ROTA İTALYA; KONU TAZE MAKARNA

Un ve yumurtanın birleşimiyle yaratılan en harika lezzetlerden biri şüphesiz ki makarna.

Dünyanın en popüler ana yemeklerden biri olan makarna, aynı zamanda İtalyan kültürünün de vazgeçilmez bir parçası. Molino Cucina ile makarnanın köklerine doğru bir yolculuğa çıkıyoruz.

 

Makarnanın kökenine dair gerçekler ile rivayetler

Tarihte makarnaya ilk olarak Antik Yunan’da laganum (pl:lagana) olarak rastlıyoruz: Bu tanım ince uzun yaprak hamurunu belirtmek için kullanılmış. Araştırmalar lazanyanın da bu kelimeden türediği yönünde.

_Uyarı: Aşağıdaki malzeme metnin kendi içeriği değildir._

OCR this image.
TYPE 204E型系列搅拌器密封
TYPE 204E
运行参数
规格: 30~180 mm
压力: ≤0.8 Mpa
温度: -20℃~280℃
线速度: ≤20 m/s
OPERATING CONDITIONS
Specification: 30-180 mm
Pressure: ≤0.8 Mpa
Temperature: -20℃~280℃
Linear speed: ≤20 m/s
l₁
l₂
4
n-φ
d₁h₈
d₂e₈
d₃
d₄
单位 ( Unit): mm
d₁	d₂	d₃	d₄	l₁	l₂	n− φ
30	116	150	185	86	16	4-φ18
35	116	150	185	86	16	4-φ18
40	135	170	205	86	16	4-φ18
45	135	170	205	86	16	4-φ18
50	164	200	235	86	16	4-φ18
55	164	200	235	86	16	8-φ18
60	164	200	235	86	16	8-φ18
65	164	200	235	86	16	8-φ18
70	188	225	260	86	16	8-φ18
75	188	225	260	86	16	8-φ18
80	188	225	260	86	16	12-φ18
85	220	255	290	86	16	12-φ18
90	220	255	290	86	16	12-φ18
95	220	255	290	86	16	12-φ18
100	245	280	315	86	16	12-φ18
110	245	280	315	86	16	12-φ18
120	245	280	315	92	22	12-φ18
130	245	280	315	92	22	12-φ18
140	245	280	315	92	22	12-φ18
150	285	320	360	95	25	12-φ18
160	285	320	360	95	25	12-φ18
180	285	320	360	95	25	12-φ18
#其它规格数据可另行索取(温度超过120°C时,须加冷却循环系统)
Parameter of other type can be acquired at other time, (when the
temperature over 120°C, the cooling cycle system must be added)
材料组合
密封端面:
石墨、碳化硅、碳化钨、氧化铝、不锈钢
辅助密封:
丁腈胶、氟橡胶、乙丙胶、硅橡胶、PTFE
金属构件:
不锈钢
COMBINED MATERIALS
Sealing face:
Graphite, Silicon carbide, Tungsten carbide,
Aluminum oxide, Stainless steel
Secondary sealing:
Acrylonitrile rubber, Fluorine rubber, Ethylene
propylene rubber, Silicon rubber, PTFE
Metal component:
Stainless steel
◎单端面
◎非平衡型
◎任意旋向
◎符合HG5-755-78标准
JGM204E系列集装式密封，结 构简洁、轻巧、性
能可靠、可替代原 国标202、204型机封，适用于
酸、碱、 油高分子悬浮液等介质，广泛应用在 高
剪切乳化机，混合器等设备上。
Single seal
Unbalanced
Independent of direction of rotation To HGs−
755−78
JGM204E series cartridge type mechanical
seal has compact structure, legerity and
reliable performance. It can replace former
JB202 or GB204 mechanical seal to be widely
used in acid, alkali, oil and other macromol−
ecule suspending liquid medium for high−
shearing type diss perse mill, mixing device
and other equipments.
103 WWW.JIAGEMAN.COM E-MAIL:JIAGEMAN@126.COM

Araştırma demişken makarnanın tarihi konusunda o kadar farklı rivayet ve bilgi var ki. Yemek tarihçileri arasında muamma olan bu konuda en baskın bilgiler ise şöyle: İtalya’da makarnaya ilk olarak 1154 yılında Sicilya’da bir ihracat firmasının kayıtlarında rastlıyoruz. Ancak daha da evvel Araplar’ın da “iplik şeklinde bir un yemeği” olarak tasvir ettiği hamur parçalarını çubuk üzerine dolayarak güneşte kuruttukları ve böylelikle dayanıklı bir ürüne çevirdikleri söylenmekte. Ayrıca 1298 yılında Genoa Hapishanesi’nde kayıt edilen ve ancak 15. yüzyılda yayınlanan Seyahat Raporu’nda Marco Polo’nun makarna üretimine Çin’de rastladığı, hatta İtalya’ ya getirdiğine dair bir rivayet de mevcut. Ancak İtalya’nın güneyinde bir askerin 1270’lerde “macaronis” sepetine sahip olduğu da kaynaklarda geçiyor. Tarihçiler, Roma döneminden kalma makarna benzeri herhangi bir şeye yapılan atıfların az olduğunu ve makarnanın muhtemelen Orta Çağ’daki kapsamlı Akdeniz ticaretinin bir sonucu olarak İtalya’da tuttuğunu belirtiyorlar. 13. yüzyıldan itibaren ise makarna çeşitlerinin – ravioli, gnocchi, erişte- arasında yapılan ayrımlar İtalyan Yarımadası’nda sıklıkta artmakta ve 14. yüzyıldan itibaren de makarnanın yaygın kullanımının Güney İtalya’daki fırıncıların ekmeğe alternatif makarna satmaya başlamasıyla popülerleştiği yönünde.

16. yüzyıla dek spaghetti gibi bu uzun makarnalar önce ele alınır, baş hafif geriye yatırılarak makarnalar ağza kaydırılır ve bazen de çiğnemeden yutulurdu.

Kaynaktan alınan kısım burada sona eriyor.